My biggest adjustment from reported results is in adjusting D&A for equipment put into vehicles. In a subscription deal, MiX buys/builds telematics equipment that is installed into a customer vehicle. MiX owns this equipment and the depreciation flows through MiX's financials. In-vehicle equipment is depreciated over 1-5 years, and if you look at it vs. beginning equipment at cost it implies 3-4 years on average. But, the equipment can last twice as long, and upon contract renewal MiX typically doesn't install new equipment in the vehicles. If you assume a 7 year life for this stuff, and if you assume a small amount of amortization is not economic, D&A exceeds what I consider economic D&A by about 6.5mm (21c/share). Working from this assumption alone, MiX trades at less than 10x trailing earnings and about 8.7x trailing NOPAT. This dynamic will become more apparent in the next couple years as the first big wave of subscription customers renew with MiX without requiring additional hardware investment.

I'm not going to call this a SaaS business and slap a SaaS multiple on it, but others have before and I think they might again. On my trailing numbers, multiples of both earnings and NOPAT should be about 50% higher, suggesting 50% upside on the stock. 

Public comps and deals suggest greater upside. Ituran (ITRN) trades at a similar multiple but Cartrack (CTK SJ) and Quartix (QTX LN) trade turns higher on any multiple and 2x-5x as high per subscriber. The acquisitions of companies like Pointer Telocation, TomTom Telematics, BSM Technologies, Fleetmatics, and Telogis were done at even richer multiples.

Management makes a credible case that we are coming out of an investment cycle and that we’re at an inflection in growth. I don't think we need this for the stock to work, but we are seeing evidence of it.

Even holding margins constant and assuming MiX grows as it has in the past makes for a cheap stock at these multiples, but we could get higher growth and margin expansion. 

 

Management doesn’t own as much stock as I’d like, but they seem competent.
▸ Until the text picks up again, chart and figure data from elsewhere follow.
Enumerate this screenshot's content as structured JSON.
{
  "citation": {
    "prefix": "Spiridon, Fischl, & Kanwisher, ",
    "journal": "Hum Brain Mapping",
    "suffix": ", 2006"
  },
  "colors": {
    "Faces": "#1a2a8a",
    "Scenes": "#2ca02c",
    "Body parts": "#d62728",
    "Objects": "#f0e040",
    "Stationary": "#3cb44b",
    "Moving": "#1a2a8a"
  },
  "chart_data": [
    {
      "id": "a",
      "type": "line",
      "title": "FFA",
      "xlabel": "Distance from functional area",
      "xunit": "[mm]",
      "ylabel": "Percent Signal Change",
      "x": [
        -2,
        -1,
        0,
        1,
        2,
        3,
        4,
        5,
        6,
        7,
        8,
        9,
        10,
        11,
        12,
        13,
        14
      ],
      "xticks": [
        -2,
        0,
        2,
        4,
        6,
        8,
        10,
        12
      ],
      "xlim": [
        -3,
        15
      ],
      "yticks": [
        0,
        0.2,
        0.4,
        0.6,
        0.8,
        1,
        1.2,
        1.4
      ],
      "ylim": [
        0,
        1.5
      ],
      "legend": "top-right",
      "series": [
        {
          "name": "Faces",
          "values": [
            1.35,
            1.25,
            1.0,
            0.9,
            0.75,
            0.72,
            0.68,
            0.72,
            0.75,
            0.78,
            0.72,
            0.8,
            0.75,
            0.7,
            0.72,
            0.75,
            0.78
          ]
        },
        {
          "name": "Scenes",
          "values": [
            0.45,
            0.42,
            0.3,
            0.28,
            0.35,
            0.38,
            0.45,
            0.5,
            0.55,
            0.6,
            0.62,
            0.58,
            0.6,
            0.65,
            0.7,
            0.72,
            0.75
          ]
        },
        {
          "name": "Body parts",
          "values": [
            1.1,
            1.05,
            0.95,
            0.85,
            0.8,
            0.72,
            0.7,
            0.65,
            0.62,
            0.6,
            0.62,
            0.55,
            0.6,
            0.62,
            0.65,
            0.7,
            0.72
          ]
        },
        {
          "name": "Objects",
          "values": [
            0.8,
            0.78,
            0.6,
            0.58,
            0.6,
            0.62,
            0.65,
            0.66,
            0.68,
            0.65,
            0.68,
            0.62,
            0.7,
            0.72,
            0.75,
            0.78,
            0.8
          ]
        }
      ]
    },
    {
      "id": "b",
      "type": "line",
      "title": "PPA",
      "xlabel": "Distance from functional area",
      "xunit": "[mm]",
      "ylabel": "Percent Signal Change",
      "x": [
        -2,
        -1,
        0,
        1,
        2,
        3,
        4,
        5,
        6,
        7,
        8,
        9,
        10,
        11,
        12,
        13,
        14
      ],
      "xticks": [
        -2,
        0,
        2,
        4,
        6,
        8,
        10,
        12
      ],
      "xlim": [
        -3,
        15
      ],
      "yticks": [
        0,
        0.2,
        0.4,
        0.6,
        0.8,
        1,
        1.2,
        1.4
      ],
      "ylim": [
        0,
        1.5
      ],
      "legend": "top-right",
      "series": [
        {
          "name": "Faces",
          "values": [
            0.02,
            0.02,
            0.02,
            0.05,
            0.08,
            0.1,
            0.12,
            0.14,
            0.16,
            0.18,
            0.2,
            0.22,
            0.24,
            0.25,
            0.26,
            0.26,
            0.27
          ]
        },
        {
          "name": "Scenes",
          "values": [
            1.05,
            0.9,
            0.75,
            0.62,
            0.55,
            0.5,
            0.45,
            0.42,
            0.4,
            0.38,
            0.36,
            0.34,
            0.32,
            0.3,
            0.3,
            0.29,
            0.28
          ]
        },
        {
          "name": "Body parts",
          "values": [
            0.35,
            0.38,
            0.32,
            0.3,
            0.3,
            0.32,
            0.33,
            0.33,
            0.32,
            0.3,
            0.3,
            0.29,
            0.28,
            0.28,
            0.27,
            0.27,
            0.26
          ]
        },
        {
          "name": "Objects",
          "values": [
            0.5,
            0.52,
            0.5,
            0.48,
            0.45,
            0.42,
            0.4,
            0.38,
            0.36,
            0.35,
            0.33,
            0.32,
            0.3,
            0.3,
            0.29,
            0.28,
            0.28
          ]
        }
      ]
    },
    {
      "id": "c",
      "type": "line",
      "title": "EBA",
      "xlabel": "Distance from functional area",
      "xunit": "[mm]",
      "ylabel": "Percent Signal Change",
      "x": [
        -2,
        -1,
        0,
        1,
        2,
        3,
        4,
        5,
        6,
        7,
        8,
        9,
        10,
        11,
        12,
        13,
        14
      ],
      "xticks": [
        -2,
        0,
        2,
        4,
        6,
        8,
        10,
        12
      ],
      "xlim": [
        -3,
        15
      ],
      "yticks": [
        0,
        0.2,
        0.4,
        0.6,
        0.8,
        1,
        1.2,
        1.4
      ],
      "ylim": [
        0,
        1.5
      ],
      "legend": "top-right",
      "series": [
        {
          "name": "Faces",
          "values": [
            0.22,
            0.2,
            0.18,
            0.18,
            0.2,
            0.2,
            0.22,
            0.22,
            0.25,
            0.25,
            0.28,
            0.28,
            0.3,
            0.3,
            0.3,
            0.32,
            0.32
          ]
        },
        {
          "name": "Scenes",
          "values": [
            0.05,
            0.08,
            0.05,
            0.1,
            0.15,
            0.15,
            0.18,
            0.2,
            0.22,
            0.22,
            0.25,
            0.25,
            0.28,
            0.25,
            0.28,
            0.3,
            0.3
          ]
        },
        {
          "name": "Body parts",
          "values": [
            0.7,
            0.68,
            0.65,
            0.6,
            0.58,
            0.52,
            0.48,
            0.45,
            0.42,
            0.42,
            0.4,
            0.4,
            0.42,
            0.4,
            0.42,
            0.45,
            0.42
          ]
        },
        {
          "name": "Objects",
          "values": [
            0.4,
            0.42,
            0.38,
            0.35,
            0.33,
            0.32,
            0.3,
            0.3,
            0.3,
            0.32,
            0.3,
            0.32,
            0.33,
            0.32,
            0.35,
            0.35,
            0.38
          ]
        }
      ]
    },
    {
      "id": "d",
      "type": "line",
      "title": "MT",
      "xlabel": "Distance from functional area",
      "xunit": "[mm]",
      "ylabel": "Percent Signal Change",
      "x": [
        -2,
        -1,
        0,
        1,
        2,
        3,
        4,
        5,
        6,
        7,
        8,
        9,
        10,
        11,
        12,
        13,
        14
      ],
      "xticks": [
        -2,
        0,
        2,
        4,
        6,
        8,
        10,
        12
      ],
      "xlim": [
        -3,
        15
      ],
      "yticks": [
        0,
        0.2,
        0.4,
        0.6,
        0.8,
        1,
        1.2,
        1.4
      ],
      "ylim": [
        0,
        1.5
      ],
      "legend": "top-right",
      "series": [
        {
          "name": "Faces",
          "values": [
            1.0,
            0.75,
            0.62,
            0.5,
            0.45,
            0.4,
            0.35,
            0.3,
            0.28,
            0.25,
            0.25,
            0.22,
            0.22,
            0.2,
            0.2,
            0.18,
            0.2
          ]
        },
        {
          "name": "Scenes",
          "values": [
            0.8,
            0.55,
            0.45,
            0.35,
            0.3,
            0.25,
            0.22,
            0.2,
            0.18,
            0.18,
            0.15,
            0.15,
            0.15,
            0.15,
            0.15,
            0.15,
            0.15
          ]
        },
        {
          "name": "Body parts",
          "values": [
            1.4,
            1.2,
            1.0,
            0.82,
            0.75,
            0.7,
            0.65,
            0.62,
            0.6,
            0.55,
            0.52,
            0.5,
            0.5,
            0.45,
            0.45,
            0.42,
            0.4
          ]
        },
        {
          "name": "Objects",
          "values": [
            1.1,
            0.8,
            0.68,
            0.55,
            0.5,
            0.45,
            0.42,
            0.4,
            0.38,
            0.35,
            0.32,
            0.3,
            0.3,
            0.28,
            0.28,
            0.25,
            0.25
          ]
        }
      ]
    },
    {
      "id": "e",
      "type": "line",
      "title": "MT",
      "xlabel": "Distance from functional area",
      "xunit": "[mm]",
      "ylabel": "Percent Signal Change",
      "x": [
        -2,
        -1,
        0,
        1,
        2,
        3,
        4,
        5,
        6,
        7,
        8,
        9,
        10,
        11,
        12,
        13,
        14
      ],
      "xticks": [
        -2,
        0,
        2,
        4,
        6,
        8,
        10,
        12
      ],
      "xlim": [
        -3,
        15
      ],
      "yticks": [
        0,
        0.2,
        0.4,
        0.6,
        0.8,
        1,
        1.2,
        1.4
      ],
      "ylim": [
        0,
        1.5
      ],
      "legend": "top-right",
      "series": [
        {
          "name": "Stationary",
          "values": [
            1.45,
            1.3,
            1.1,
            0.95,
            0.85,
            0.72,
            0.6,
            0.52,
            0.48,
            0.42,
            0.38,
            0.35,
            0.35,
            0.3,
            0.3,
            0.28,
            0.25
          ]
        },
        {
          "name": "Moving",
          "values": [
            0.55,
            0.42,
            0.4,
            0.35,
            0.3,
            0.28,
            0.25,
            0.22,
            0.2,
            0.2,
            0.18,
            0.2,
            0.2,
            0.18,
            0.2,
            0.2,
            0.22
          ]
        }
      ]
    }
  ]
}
They’ve also bought back stock intelligently over time.

The graph doesn’t show it, but they spent 9.7mm in FY20. 


Risks:

South Africa exposure & currency moves.

Attempt to grow in the US fails. 

I do not hold a position with the issuer such as employment, directorship, or consultancy.
I and/or others I advise hold a material investment in the issuer's securities.

Catalyst

Increased US investor interest from recently becoming a domestic filer. 

 

Subscription economics mature and no longer depress P&L and cash flow.